The brave Dr. Woodward criticized Anslinger for construing AMA statements to make them appear in support of his anti-marijuana legislation. He also reprimanded the legislature and the FBN for using the term marijuana in the legislation, which at the time was not publicly known to represent hemp/cannabis. Marijuana was a racist term used to describe the smoking of cannabis by Mexicans. Thus many people who had a vested interest in marijuana such as hemp farmers, vendors and cannabis smokers did not know that this new law would outlaw their beloved hemp. A very snide trick indeed
Woodward went on to accuse Anslinger of using hearsay evidence and listed the many holes in his scientific reasoning for making marijuana illegal. The legislature and Anslinger both retorted by stating that Woodward only had criticisms and no hard evidence as to why marijuana should remain legal.
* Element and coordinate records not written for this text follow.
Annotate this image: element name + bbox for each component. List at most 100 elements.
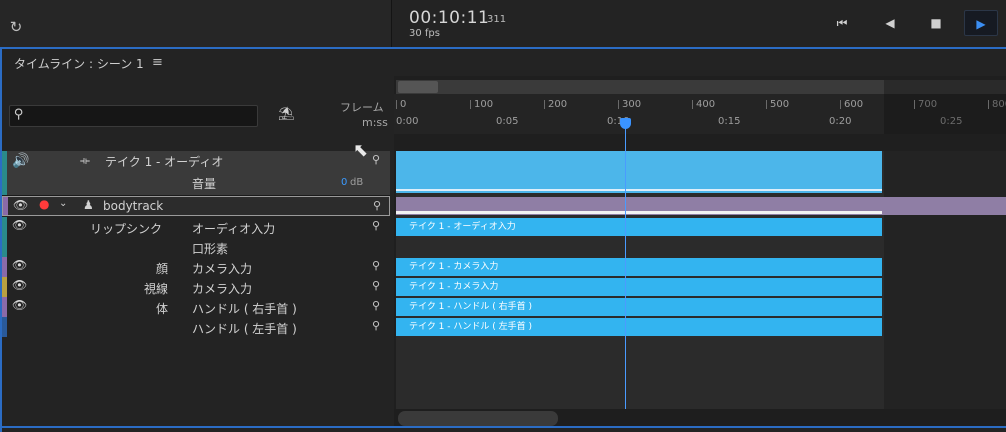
audio-track-row[interactable]: 🔊 ⟛ テイク 1 - オーディオ ⚲ 音量 0 dB (2, 151, 390, 196)
panel-title[interactable]: タイムライン : シーン 1 (14, 55, 144, 72)
behavior-group-label: リップシンク (90, 222, 163, 236)
zoom-band-outside (884, 80, 1006, 94)
eye-icon[interactable]: 👁 (12, 218, 27, 232)
frame-tick-label: 600 (844, 99, 864, 110)
puppet-name: bodytrack (103, 199, 164, 213)
search-icon: ⚲ (14, 107, 24, 122)
track-area-outside (884, 151, 1006, 409)
behavior-group-label: 体 (156, 302, 169, 316)
puppet-track-row[interactable]: 👁 ● ⌄ ♟ bodytrack ⚲ (2, 196, 390, 216)
track-search-input[interactable] (9, 105, 258, 127)
ruler-tick (396, 100, 397, 109)
speaker-icon[interactable]: 🔊 (12, 153, 29, 169)
eye-icon[interactable]: 👁 (12, 298, 27, 312)
go-to-start-button[interactable]: ⏮ (827, 10, 857, 36)
track-color-bar (2, 237, 7, 257)
stop-button[interactable]: ■ (921, 10, 951, 36)
behavior-input-label: 口形素 (192, 242, 229, 256)
eye-icon[interactable]: 👁 (12, 278, 27, 292)
behavior-group-label: 視線 (144, 282, 169, 296)
ruler-tick (840, 100, 841, 109)
ruler-tick (692, 100, 693, 109)
time-tick-label: 0:00 (396, 116, 419, 127)
timecode-display: 00:10:11 (409, 8, 490, 28)
record-arm-icon[interactable]: ● (39, 197, 49, 211)
panel-bottom-border (0, 426, 1006, 428)
eye-icon[interactable]: 👁 (13, 198, 28, 212)
behavior-row[interactable]: 👁 視線 カメラ入力 ⚲ (2, 277, 390, 297)
track-color-bar (2, 257, 7, 277)
time-tick-label: 0:05 (496, 116, 519, 127)
audio-track-name: テイク 1 - オーディオ (105, 155, 224, 169)
pin-icon[interactable]: ⚲ (373, 199, 381, 212)
zoom-band[interactable] (396, 80, 884, 94)
pin-icon[interactable]: ⚲ (372, 153, 380, 166)
ruler-tick (618, 100, 619, 109)
frame-tick-label: 700 (918, 99, 938, 110)
behavior-input-label: オーディオ入力 (192, 222, 276, 236)
pin-icon[interactable]: ⚲ (372, 319, 380, 332)
take-clip[interactable]: テイク 1 - ハンドル ( 右手首 ) (396, 298, 882, 316)
chevron-down-icon[interactable]: ⌄ (59, 198, 67, 209)
frame-counter: 311 (487, 14, 507, 25)
mouse-cursor-icon: ⬉ (353, 140, 369, 161)
frame-tick-label: 300 (622, 99, 642, 110)
take-clip[interactable]: テイク 1 - オーディオ入力 (396, 218, 882, 236)
zoom-band-thumb[interactable] (398, 81, 438, 93)
waveform-icon: ⟛ (80, 154, 90, 167)
behavior-input-label: カメラ入力 (192, 282, 253, 296)
panel-menu-icon[interactable]: ≡ (152, 55, 163, 70)
track-color-bar (2, 297, 7, 317)
track-color-bar (2, 151, 7, 195)
volume-value[interactable]: 0 (341, 177, 347, 188)
volume-unit: dB (350, 177, 364, 188)
volume-label: 音量 (192, 177, 217, 191)
audio-clip[interactable] (396, 151, 882, 193)
step-back-button[interactable]: ◀ (875, 10, 905, 36)
ruler-tick (766, 100, 767, 109)
behavior-group-label: 顔 (156, 262, 169, 276)
frame-tick-label: 0 (400, 99, 407, 110)
puppet-icon: ♟ (83, 198, 94, 212)
behavior-row[interactable]: 👁 体 ハンドル ( 右手首 ) ⚲ (2, 297, 390, 317)
frame-tick-label: 100 (474, 99, 494, 110)
eye-icon[interactable]: 👁 (12, 258, 27, 272)
track-color-bar (2, 317, 7, 337)
behavior-row[interactable]: 口形素 (2, 237, 390, 257)
frame-ruler-label: フレーム (340, 101, 384, 114)
take-clip[interactable]: テイク 1 - ハンドル ( 左手首 ) (396, 318, 882, 336)
behavior-input-label: ハンドル ( 左手首 ) (192, 322, 297, 336)
behavior-input-label: ハンドル ( 右手首 ) (192, 302, 297, 316)
fps-label: 30 fps (409, 28, 440, 39)
scrollbar-thumb[interactable] (398, 411, 558, 426)
time-tick-label: 0:25 (940, 116, 963, 127)
behavior-row[interactable]: ハンドル ( 左手首 ) ⚲ (2, 317, 390, 337)
play-button[interactable]: ▶ (964, 10, 998, 36)
track-color-bar (3, 197, 8, 215)
track-color-bar (2, 277, 7, 297)
track-color-bar (2, 217, 7, 237)
frame-tick-label: 800 (992, 99, 1006, 110)
refresh-icon[interactable]: ↻ (8, 19, 24, 35)
take-clip[interactable]: テイク 1 - カメラ入力 (396, 258, 882, 276)
behavior-input-label: カメラ入力 (192, 262, 253, 276)
pin-icon[interactable]: ⚲ (372, 279, 380, 292)
behavior-row[interactable]: 👁 リップシンク オーディオ入力 ⚲ (2, 217, 390, 237)
filter-icon[interactable]: ⛱ (278, 107, 295, 122)
time-ruler-label: m:ss (362, 116, 388, 129)
pin-icon[interactable]: ⚲ (372, 259, 380, 272)
frame-tick-label: 500 (770, 99, 790, 110)
time-tick-label: 0:15 (718, 116, 741, 127)
playhead-handle[interactable] (620, 118, 631, 129)
take-clip[interactable]: テイク 1 - カメラ入力 (396, 278, 882, 296)
frame-tick-label: 200 (548, 99, 568, 110)
ruler-tick (988, 100, 989, 109)
ruler-tick (544, 100, 545, 109)
playhead-line[interactable] (625, 120, 626, 410)
time-tick-label: 0:20 (829, 116, 852, 127)
top-left-pane (0, 0, 392, 47)
frame-tick-label: 400 (696, 99, 716, 110)
behavior-row[interactable]: 👁 顔 カメラ入力 ⚲ (2, 257, 390, 277)
pin-icon[interactable]: ⚲ (372, 219, 380, 232)
pin-icon[interactable]: ⚲ (372, 299, 380, 312)
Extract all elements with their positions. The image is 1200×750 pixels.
The Marijuana Tax Act of 1937 was then OKd by the committee and passed on to the house floor. There, the discussion was exactly this:
Mr. Speaker, what is this bill about?
Speaker: I dont know. It has something to do with a thing called marihuana. I think its a narcotic of some kind.
Mr. Speaker, does the American Medical Association support this bill?
Member on the committee flat out lies: Their Doctor Wentworth'[sic] came down here. They support this bill 100 percent.
And that was it. Because of one final lie, marijuana was made illegal in the United States.
****
And the thing is - the drug warriors are STILL LYING TODAY!